Regulation of pdgf a: a possible mechanism for angiotensin ii
induced vascular growth.
Wang, Donna H., Russell L. Prewitt, Stephen J. Beebe.
Department of Internal Medicine, Hypertension and Vascular Research
Laboratories, University of Texas Medical Branch, Galveston, TX
77555, and Department of Physiology, Eastern Virginia Medical School,
Norfolk, VA 23501
APStracts 2:0053H, 1995.
This study was designed to determine the effects of angiotensin II
infusion on structure of conduit and resistance arteries and to see
if the effects correlate with changes in platelet-derived growth
factor (PDGF) A-chain gene and protein expression. Wistar rats were
subcutaneously infused by osmotic mini-pump with either angiotensin
II (AngII) at 200 ng/kg/min or physiological saline (control) for 14
days. Tailcuff systolic blood pressure was significantly higher in
the AngII compared to the control rats beginning the 2nd day of the
infusion and continuing to the end of the two weeks. Both aorta and
external spermatic artery (first-order arteriole of the cremaster
muscle) developed increased wall-to-lumen ratios in the AngII rats,
but this occurred by hypertrophy of the wall in the aorta and
reduction of the lumen in the arteriole. Digoxigenin-labeled cRNA
probes were used for in situ hybridization of vascular sections to
identify PDGF A mRNA. Gene expression of PDGF A in AngII rats was
upregulated in the hypertrophied aorta and in the non-hypertrophied
arteriole. With the use of immunocytochemistry techniques, PDGF A and
proliferating cell nuclear antigen (PCNA) were increased in the aorta
but not in the arterioles of the AngII rats compared to the control
rats.
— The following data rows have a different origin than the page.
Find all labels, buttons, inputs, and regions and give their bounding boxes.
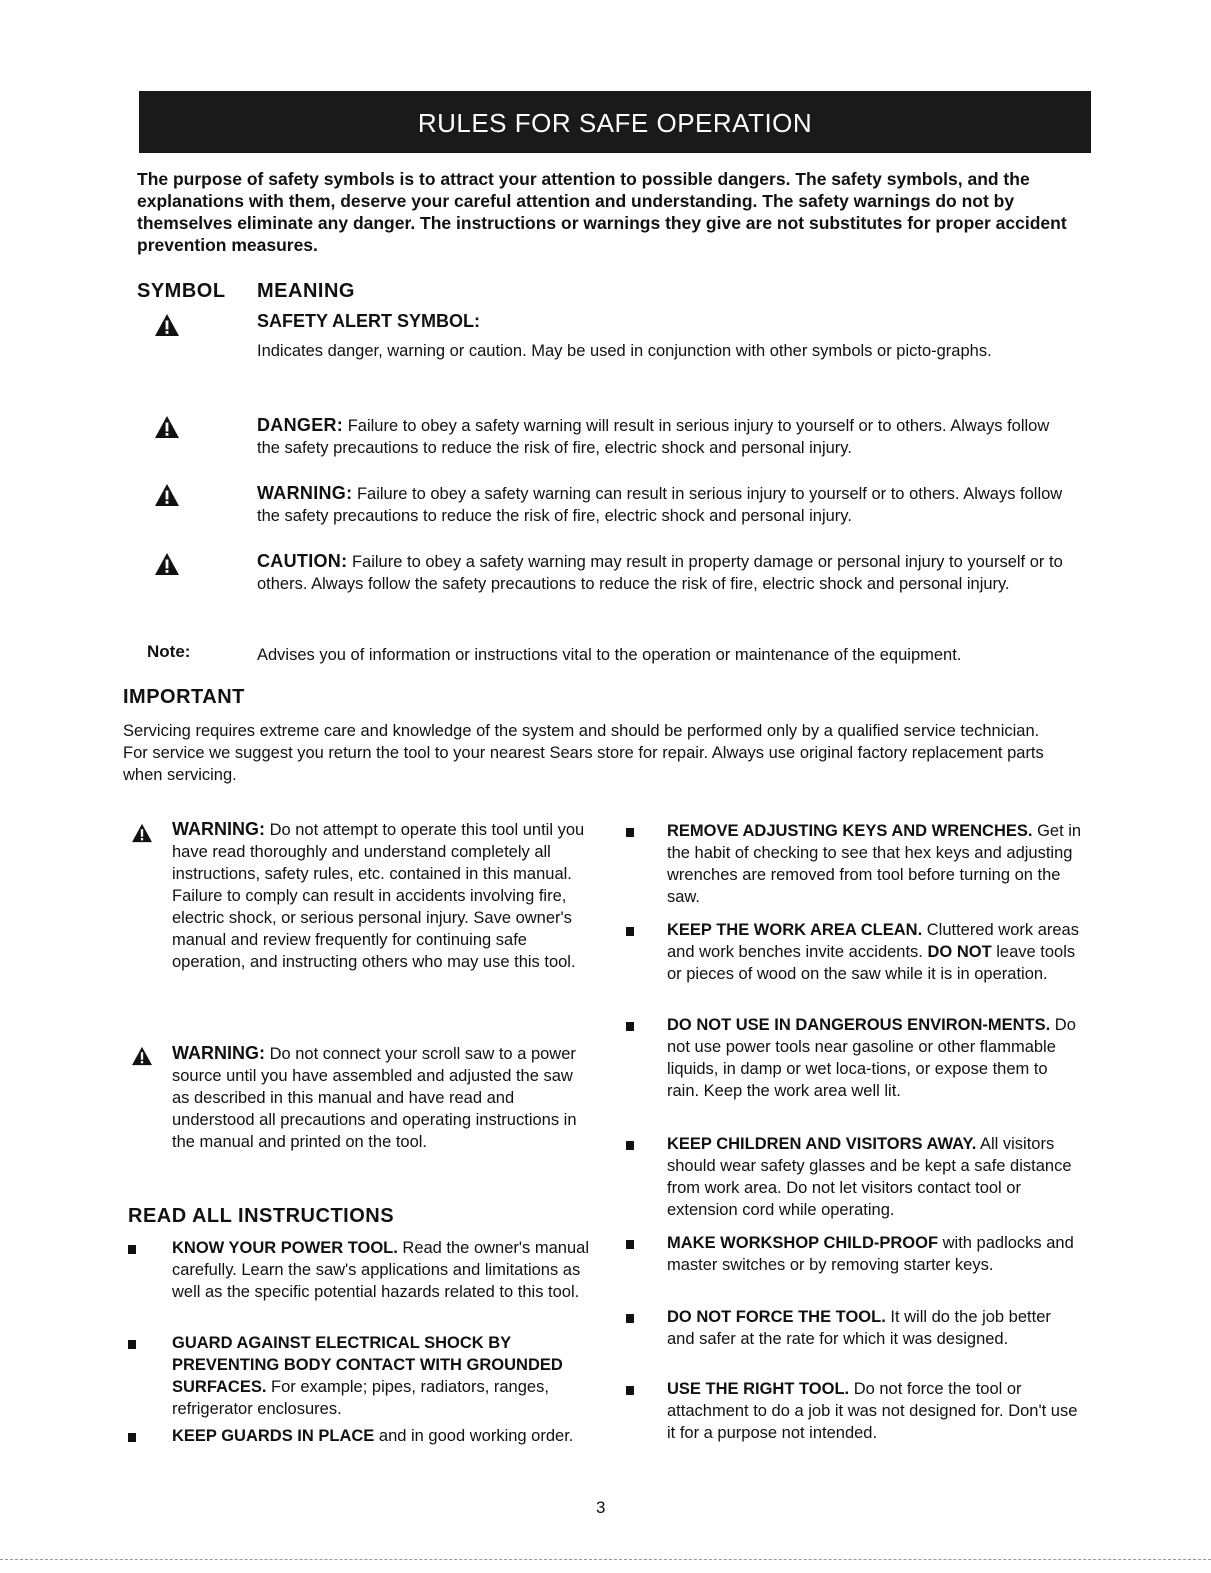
danger-text: Failure to obey a safety warning will result in serious injury to yourself or to others. Always follow the safety precautions to reduce the risk of fire, electric shock and personal injury. [257, 417, 1050, 457]
important-paragraph: Servicing requires extreme care and knowledge of the system and should be performed only by a qualified service technician. For service we suggest you return the tool to your nearest Sears store for repair. Always use original factory replacement parts when servicing. [123, 722, 1044, 784]
meaning-column-header: MEANING [257, 280, 355, 302]
rule-electrical-shock [172, 1332, 592, 1420]
caution-definition [257, 550, 1072, 595]
rule-work-area [667, 919, 1082, 985]
safety-alert-title: SAFETY ALERT SYMBOL: [257, 311, 481, 331]
warning-text: Failure to obey a safety warning can result in serious injury to yourself or to others. Always follow the safety precautions to reduce the risk of fire, electric shock and personal injury. [257, 485, 1063, 525]
rule-text: Get in the habit of checking to see that hex keys and adjusting wrenches are removed from tool before turning on the saw. [667, 822, 1082, 906]
safety-alert-definition [257, 310, 1072, 362]
rule-term: KEEP THE WORK AREA CLEAN. [667, 921, 923, 939]
rule-right-tool [667, 1378, 1082, 1444]
warning-term: WARNING: [257, 483, 353, 503]
power-source-warning [172, 1042, 592, 1153]
bullet-icon [128, 1245, 136, 1254]
rule-term: MAKE WORKSHOP CHILD-PROOF [667, 1234, 939, 1252]
rule-term: DO NOT USE IN DANGEROUS ENVIRON-MENTS. [667, 1016, 1051, 1034]
bullet-icon [128, 1433, 136, 1442]
rule-term: REMOVE ADJUSTING KEYS AND WRENCHES. [667, 822, 1033, 840]
important-heading: IMPORTANT [123, 686, 245, 708]
safety-alert-text: Indicates danger, warning or caution. May be used in conjunction with other symbols or picto-graphs. [257, 342, 992, 360]
rule-text: with padlocks and master switches or by removing starter keys. [667, 1234, 1074, 1274]
rule-text: Do not use power tools near gasoline or other flammable liquids, in damp or wet loca-tions, or expose them to rain. Keep the work area well lit. [667, 1016, 1076, 1100]
scan-edge-divider [0, 1559, 1211, 1561]
warning-triangle-icon [154, 415, 180, 439]
rule-text: All visitors should wear safety glasses and be kept a safe distance from work area. Do not let visitors contact tool or extension cord while operating. [667, 1135, 1072, 1219]
bullet-icon [626, 1314, 634, 1323]
rule-keep-guards [172, 1425, 592, 1447]
operate-warning [172, 818, 592, 973]
rule-term: KEEP GUARDS IN PLACE [172, 1427, 375, 1445]
rule-term: GUARD AGAINST ELECTRICAL SHOCK BY PREVENTING BODY CONTACT WITH GROUNDED SURFACES. [172, 1334, 563, 1396]
bullet-icon [626, 1141, 634, 1150]
bullet-icon [626, 1022, 634, 1031]
rule-children-visitors [667, 1133, 1082, 1221]
rule-text: Read the owner's manual carefully. Learn the saw's applications and limitations as well as the specific potential hazards related to this tool. [172, 1239, 589, 1301]
bullet-icon [626, 828, 634, 837]
rule-text: For example; pipes, radiators, ranges, refrigerator enclosures. [172, 1378, 549, 1418]
power-source-warning-term: WARNING: [172, 1043, 265, 1063]
rule-text: and in good working order. [374, 1427, 574, 1445]
rule-text: Cluttered work areas and work benches invite accidents. [667, 921, 1079, 961]
warning-triangle-icon [154, 313, 180, 337]
rule-dangerous-environments [667, 1014, 1082, 1102]
caution-term: CAUTION: [257, 551, 348, 571]
read-all-heading: READ ALL INSTRUCTIONS [128, 1205, 395, 1227]
warning-definition [257, 482, 1072, 527]
danger-term: DANGER: [257, 415, 344, 435]
operate-warning-term: WARNING: [172, 819, 265, 839]
symbol-column-header: SYMBOL [137, 280, 226, 302]
danger-definition [257, 414, 1072, 459]
warning-triangle-icon [131, 1046, 153, 1066]
note-text: Advises you of information or instructions vital to the operation or maintenance of the equipment. [257, 646, 962, 664]
bullet-icon [626, 1386, 634, 1395]
rule-know-tool [172, 1237, 592, 1303]
rule-text: It will do the job better and safer at the rate for which it was designed. [667, 1308, 1051, 1348]
rule-term: DO NOT FORCE THE TOOL. [667, 1308, 886, 1326]
note-label: Note: [147, 642, 191, 661]
caution-text: Failure to obey a safety warning may result in property damage or personal injury to yourself or to others. Always follow the safety precautions to reduce the risk of fire, electric shock and personal injury. [257, 553, 1063, 593]
operate-warning-text: Do not attempt to operate this tool until you have read thoroughly and understand completely all instructions, safety rules, etc. contained in this manual. Failure to comply can result in accidents involving fire, electric shock, or serious personal injury. Save owner's manual and review frequently for continuing safe operation, and instructing others who may use this tool. [172, 821, 585, 971]
intro-paragraph: The purpose of safety symbols is to attract your attention to possible dangers. The safety symbols, and the explanations with them, deserve your careful attention and understanding. The safety warnings do not by themselves eliminate any danger. The instructions or warnings they give are not substitutes for proper accident prevention measures. [137, 169, 1067, 255]
rule-term: KEEP CHILDREN AND VISITORS AWAY. [667, 1135, 977, 1153]
bullet-icon [626, 927, 634, 936]
rule-term: USE THE RIGHT TOOL. [667, 1380, 850, 1398]
rule-remove-keys [667, 820, 1082, 908]
warning-triangle-icon [131, 823, 153, 843]
bullet-icon [626, 1240, 634, 1249]
warning-triangle-icon [154, 552, 180, 576]
rule-text: leave tools or pieces of wood on the saw while it is in operation. [667, 943, 1076, 983]
warning-triangle-icon [154, 483, 180, 507]
bullet-icon [128, 1340, 136, 1349]
page-number: 3 [596, 1498, 606, 1517]
rule-force-tool [667, 1306, 1082, 1350]
section-banner: RULES FOR SAFE OPERATION [139, 91, 1091, 153]
rule-term: DO NOT [922, 943, 992, 961]
rule-child-proof [667, 1232, 1082, 1276]
rule-term: KNOW YOUR POWER TOOL. [172, 1239, 398, 1257]
power-source-warning-text: Do not connect your scroll saw to a power source until you have assembled and adjusted the saw as described in this manual and have read and understood all precautions and operating instructions in the manual and printed on the tool. [172, 1045, 577, 1151]
rule-text: Do not force the tool or attachment to do a job it was not designed for. Don't use it for a purpose not intended. [667, 1380, 1078, 1442]
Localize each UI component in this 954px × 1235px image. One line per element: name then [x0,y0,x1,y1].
These results suggest that the difference in the growth
response between the aorta and the arteriole induced by AngII may lie
in posttranscriptional modification of PDGF A mRNA, differential
control of translation, or turnover of PDGF A protein.
Received 13 October 1994; accepted in final form 13 February
1995.
APS Manuscript Number H915-4.
Article publication pending Am. J. Physiol. (Heart Circ. Physiology).
ISSN 1080-4757 Copyright 1995 The American Physiological Society.
Published in APStracts on 24 February 1995.